Liverpool Sound and Vision Rating 9/10

What makes the screen and what stays on the Cutting Room Floor is often a personal reconciliation after the war on self-censorship. Anything that is created by the artist is subject to greatest critic they know, not those with the thousands of readers and the sharpened visceral quill, not even the audience who wavers between love and over reliant boredom of spirit, but the artist themselves, the one to whom loathing, and adoration comes in thick, quick waves.

Quite often though the war between the personal yin and yang of the artist is one perpetuated by silence, the self-imposing critic in the mind causing the most harmful damage to the psyche, and yet it is one that can be overcome by sticking to the weapon at your side, the one that can silence the inner critic and see the artist blossom, that of the imagined scissors that can edit the voice of doubt with a single dramatic slice.

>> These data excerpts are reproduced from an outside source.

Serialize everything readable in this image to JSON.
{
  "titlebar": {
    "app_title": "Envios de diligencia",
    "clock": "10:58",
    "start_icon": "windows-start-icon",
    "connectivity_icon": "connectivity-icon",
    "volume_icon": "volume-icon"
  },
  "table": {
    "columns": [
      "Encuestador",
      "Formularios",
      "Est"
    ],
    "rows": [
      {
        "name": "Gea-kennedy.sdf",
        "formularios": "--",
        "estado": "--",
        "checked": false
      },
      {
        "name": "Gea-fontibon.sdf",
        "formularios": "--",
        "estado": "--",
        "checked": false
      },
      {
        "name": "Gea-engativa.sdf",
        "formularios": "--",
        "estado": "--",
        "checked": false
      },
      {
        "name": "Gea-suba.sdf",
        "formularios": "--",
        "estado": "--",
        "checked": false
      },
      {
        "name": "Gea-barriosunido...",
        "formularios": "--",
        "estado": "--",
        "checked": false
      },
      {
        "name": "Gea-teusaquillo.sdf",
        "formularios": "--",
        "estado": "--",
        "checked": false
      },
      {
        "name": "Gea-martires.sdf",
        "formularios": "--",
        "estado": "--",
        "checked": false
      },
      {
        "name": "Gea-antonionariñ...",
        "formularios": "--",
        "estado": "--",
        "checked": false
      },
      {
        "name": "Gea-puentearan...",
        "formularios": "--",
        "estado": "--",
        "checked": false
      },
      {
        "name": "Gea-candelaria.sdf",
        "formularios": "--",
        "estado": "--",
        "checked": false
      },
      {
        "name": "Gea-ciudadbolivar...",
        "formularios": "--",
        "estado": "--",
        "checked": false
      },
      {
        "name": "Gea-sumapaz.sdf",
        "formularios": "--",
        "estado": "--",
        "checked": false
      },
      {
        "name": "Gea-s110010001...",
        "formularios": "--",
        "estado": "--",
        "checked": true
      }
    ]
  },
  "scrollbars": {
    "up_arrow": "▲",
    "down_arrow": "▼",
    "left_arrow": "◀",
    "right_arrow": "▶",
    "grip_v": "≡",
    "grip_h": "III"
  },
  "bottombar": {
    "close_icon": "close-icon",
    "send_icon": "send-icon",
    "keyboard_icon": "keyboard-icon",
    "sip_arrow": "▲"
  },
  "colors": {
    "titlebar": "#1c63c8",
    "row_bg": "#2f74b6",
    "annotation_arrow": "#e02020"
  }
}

For any artist to do such a momentous act is one of courage and can lead to the project at hand being one of stirring beauty, one not bound and tethered by regret or neglect of the soul.

For Julia Fordham, courage arguably is not needed, it is the continuation of her story that makes her music so vibrant and fascinating, a beauty of sound that the audience never once fails to notice; and one that is absolute when it comes to the heart’s reaction when the listener takes in the full extent of emotions in her new album, Cutting Room Floor.

From the duet with Simon Petty on the opening and album title track of Cutting Room Floor, and through songs and experiences such as Happier Ending, Red Rectangle, Gold Fades into Blue, Dream Big, Humble Journey, and the reworking of the 1988 classic Invisible War, Julia Fordham once more weaves a spell of lyrical dream and music delight that at once both breaks your heart and lifts you to a different plane of acknowledging harmonious brilliance.

Cutting Room Floor is sensual, physical, it adds depth of colour to the scenes played out, and like the flowering of courage, is a beneficial and inspiring action to see and hear being performed. An album that is staggeringly beautiful throughout, and one that bears witness to the continuing drive of Ms. Fordham’s immense vocal persuasion.

Julia Fordham releases Cutting Room Floor on July 9th via Triple Four Records.